I'm trying to prove the following claim:
Let $f, g : [0,1]^2 \to \mathbb{R}$ be continuous functions. Assume that $(x^*,y^*) \in (0,1)$ is the only point satisfying $$\begin{cases}f(x^*, y^*)=\max\limits_{x} f(x,y^*) \\ g(x^*, y^*)=\max\limits_{y} g(x^*,y)\end{cases}$$
Define $$\begin{cases}\alpha := \max\limits_{x \in [0,1]}\,\, \min\limits_{y \in [0,1]} f(x,y) \\ \beta := \max\limits_{y \in [0,1]}\,\,\, \min\limits_{x \in [0,1]} g(x,y)\end{cases}$$
Prove that $\min\limits_{y \in [0,1]} f(x^*,y)=\alpha$ and $\min\limits_{x \in [0,1]} g(x,y^*)=\beta$.
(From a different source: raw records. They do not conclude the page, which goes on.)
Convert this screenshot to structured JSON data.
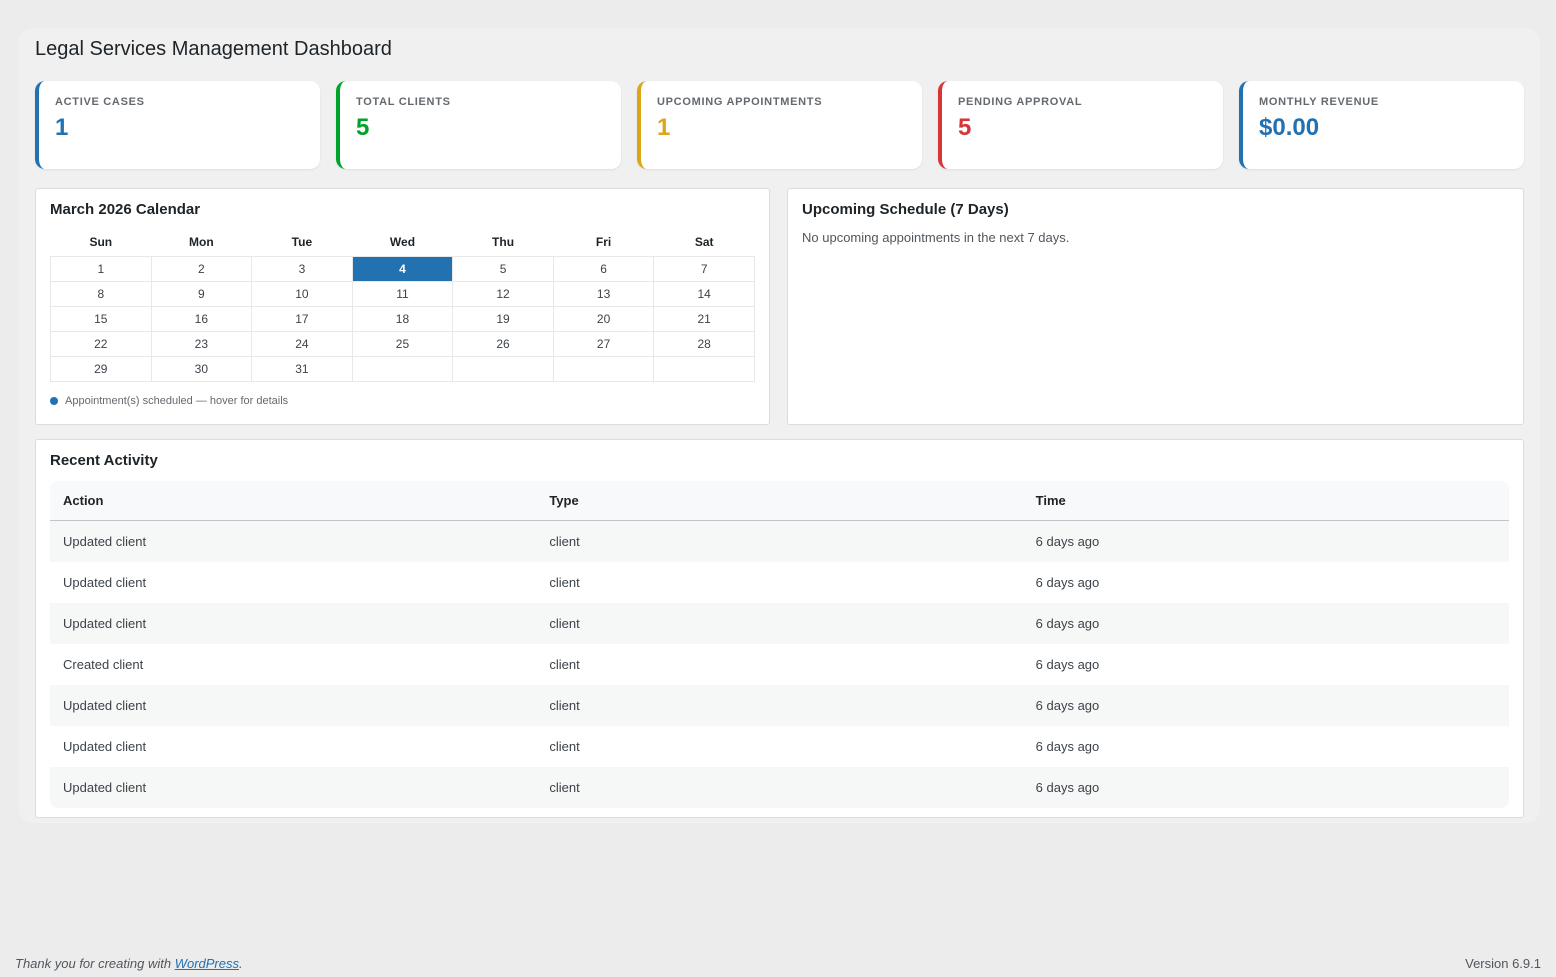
{
  "page": {
    "title": "Legal Services Management Dashboard",
    "footer": {
      "thanks_prefix": "Thank you for creating with ",
      "thanks_link": "WordPress",
      "thanks_suffix": ".",
      "version": "Version 6.9.1"
    }
  },
  "colors": {
    "blue": "#2271b1",
    "green": "#00a32a",
    "yellow": "#dba617",
    "red": "#d63638"
  },
  "stats": [
    {
      "label": "ACTIVE CASES",
      "value": "1",
      "color": "#2271b1"
    },
    {
      "label": "TOTAL CLIENTS",
      "value": "5",
      "color": "#00a32a"
    },
    {
      "label": "UPCOMING APPOINTMENTS",
      "value": "1",
      "color": "#dba617"
    },
    {
      "label": "PENDING APPROVAL",
      "value": "5",
      "color": "#d63638"
    },
    {
      "label": "MONTHLY REVENUE",
      "value": "$0.00",
      "color": "#2271b1"
    }
  ],
  "calendar": {
    "title": "March 2026 Calendar",
    "weekdays": [
      "Sun",
      "Mon",
      "Tue",
      "Wed",
      "Thu",
      "Fri",
      "Sat"
    ],
    "weeks": [
      [
        "1",
        "2",
        "3",
        "4",
        "5",
        "6",
        "7"
      ],
      [
        "8",
        "9",
        "10",
        "11",
        "12",
        "13",
        "14"
      ],
      [
        "15",
        "16",
        "17",
        "18",
        "19",
        "20",
        "21"
      ],
      [
        "22",
        "23",
        "24",
        "25",
        "26",
        "27",
        "28"
      ],
      [
        "29",
        "30",
        "31",
        "",
        "",
        "",
        ""
      ]
    ],
    "highlighted_day": "4",
    "legend": "Appointment(s) scheduled — hover for details"
  },
  "schedule": {
    "title": "Upcoming Schedule (7 Days)",
    "empty_message": "No upcoming appointments in the next 7 days."
  },
  "activity": {
    "title": "Recent Activity",
    "columns": [
      "Action",
      "Type",
      "Time"
    ],
    "rows": [
      {
        "action": "Updated client",
        "type": "client",
        "time": "6 days ago"
      },
      {
        "action": "Updated client",
        "type": "client",
        "time": "6 days ago"
      },
      {
        "action": "Updated client",
        "type": "client",
        "time": "6 days ago"
      },
      {
        "action": "Created client",
        "type": "client",
        "time": "6 days ago"
      },
      {
        "action": "Updated client",
        "type": "client",
        "time": "6 days ago"
      },
      {
        "action": "Updated client",
        "type": "client",
        "time": "6 days ago"
      },
      {
        "action": "Updated client",
        "type": "client",
        "time": "6 days ago"
      }
    ]
  }
}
My approach here was to define $k(x)=\min\limits_{y \in [0,1]} f(x,y)$ and $l(y)=\min\limits_{x \in [0,1]} g(x,y)$. $k$, $l$ are continuous, and satisfy $\alpha=\max\limits_x k, \beta=\max\limits_y l$. We want to show that $k(x^*)=\alpha, l(y^*)=\beta$.
I tried each equality by showing the two inequalities $\le, \ge$, and I tried to prove these by contradiction. It unfortunately didn't work.
I think that my problem was that I didn't manage to use the fact the game is over the unit square. Perhaps it may be helpful by defining an infinite sequence and showing convergence. Thanks in advance.